Koronavirüsle mücadele kapsamında Sağlık Bakanlığı'nın önerilerinin dikkate alınması gerektiğini vurgulayan İzmir Ekonomi Üniversitesi (İEÜ) Tıp Fakültesi Öğretim Üyesi Doç. Dr. Dilek Soysal, bu süreçte nasıl beslenilmesinin faydalı olacağına ilişkin tavsiyelerde bulundu. Doç. Dr. Soysal, "Doğru beslenmek, hastalıkla mücadele için büyük önem taşıyor. Bu süreçte ortaya atılan birçok bilgi var, sosyal medya ya da farklı mecralarda aktarılan her bilgiyi de doğru kabul edemeyiz. Her duyduğumuza inanmak yerine, yetkilileri dikkate almalıyız. Beslenme konusunda karşımıza pek çok öneri çıkıyor. Örneğin, 'Her gün kelle paça yemek, virüsün bulaşmasını önler mi'' ya da 'Sirkeyi tüm yemeklerde kullanalım mı'' gibi sorular bana da geliyor. Kelle paçanın, besleyici özelliği var. 'Kelle paça yemeyin' demiyorum ama bilimsel olarak kelle paçanın virüse karşı koruduğuna, virüsün bulaşma riskini azalttığına ilişkin bilimsel bir veri bulunmuyor. Ayrıca sirkeyi de her yemekte kullanmamıza gerek yok" dedi.

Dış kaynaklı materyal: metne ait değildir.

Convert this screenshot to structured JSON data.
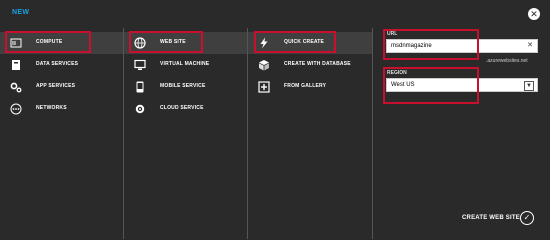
{
  "title": "NEW",
  "columns": {
    "categories": [
      {
        "label": "COMPUTE",
        "icon": "compute-icon"
      },
      {
        "label": "DATA SERVICES",
        "icon": "database-icon"
      },
      {
        "label": "APP SERVICES",
        "icon": "gears-icon"
      },
      {
        "label": "NETWORKS",
        "icon": "network-icon"
      }
    ],
    "compute": [
      {
        "label": "WEB SITE",
        "icon": "globe-icon"
      },
      {
        "label": "VIRTUAL MACHINE",
        "icon": "monitor-icon"
      },
      {
        "label": "MOBILE SERVICE",
        "icon": "mobile-icon"
      },
      {
        "label": "CLOUD SERVICE",
        "icon": "cloud-gear-icon"
      }
    ],
    "website": [
      {
        "label": "QUICK CREATE",
        "icon": "lightning-icon"
      },
      {
        "label": "CREATE WITH DATABASE",
        "icon": "cube-icon"
      },
      {
        "label": "FROM GALLERY",
        "icon": "plus-box-icon"
      }
    ]
  },
  "form": {
    "url_label": "URL",
    "url_value": "msdnmagazine",
    "url_suffix": ".azurewebsites.net",
    "region_label": "REGION",
    "region_value": "West US"
  },
  "create_label": "CREATE WEB SITE"
}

'VÜCUDUN DA BİR KAPASİTESİ VAR'
Doç. Dr. Soysal, şöyle devam etti:
"Yiyeceğimiz besinlerin temizliği ve pişme süresi çok önemli. Et ve sebzeleri iyi pişirin. Sebzeleri çiğ tüketmeyin. Kabuklu meyveleri tüketmeden önce sabunlu su ile bol yıkayın, sonra kabuklarını soyun ve yiyin. Evde zaman geçirmek durumunda kaldığımız bu süreçte, yağlı yiyeceklerden uzak durulmalı. Meyveler, vitamin yönünden oldukça zengin. Ancak insan vücudunun da bir kapasitesi var. Sağlıklı bir insan, günde 5 porsiyon sebze ve meyve tüketmeli. Mevsime göre günde 3 veya 4 adet meyve (portakal, elma, muz gibi) yemek ve bunu sürdürebilmek sadece bu dönemde değil, sağlığımız açısından her zaman önemli. Özellikle diyabet ya da kalp hastalığı olan kişiler bu konuda çok daha dikkatli olmalı. Ev içerisinde uzun vakit geçirmek durumunda kaldığımız bugünlerde, ev içinde veya evin bahçesinde yapılacak günlük basit egzersizler de çok önemli. Ayrıca günde 7 veya 8 saat uykuyu da unutmamamız gerekiyor."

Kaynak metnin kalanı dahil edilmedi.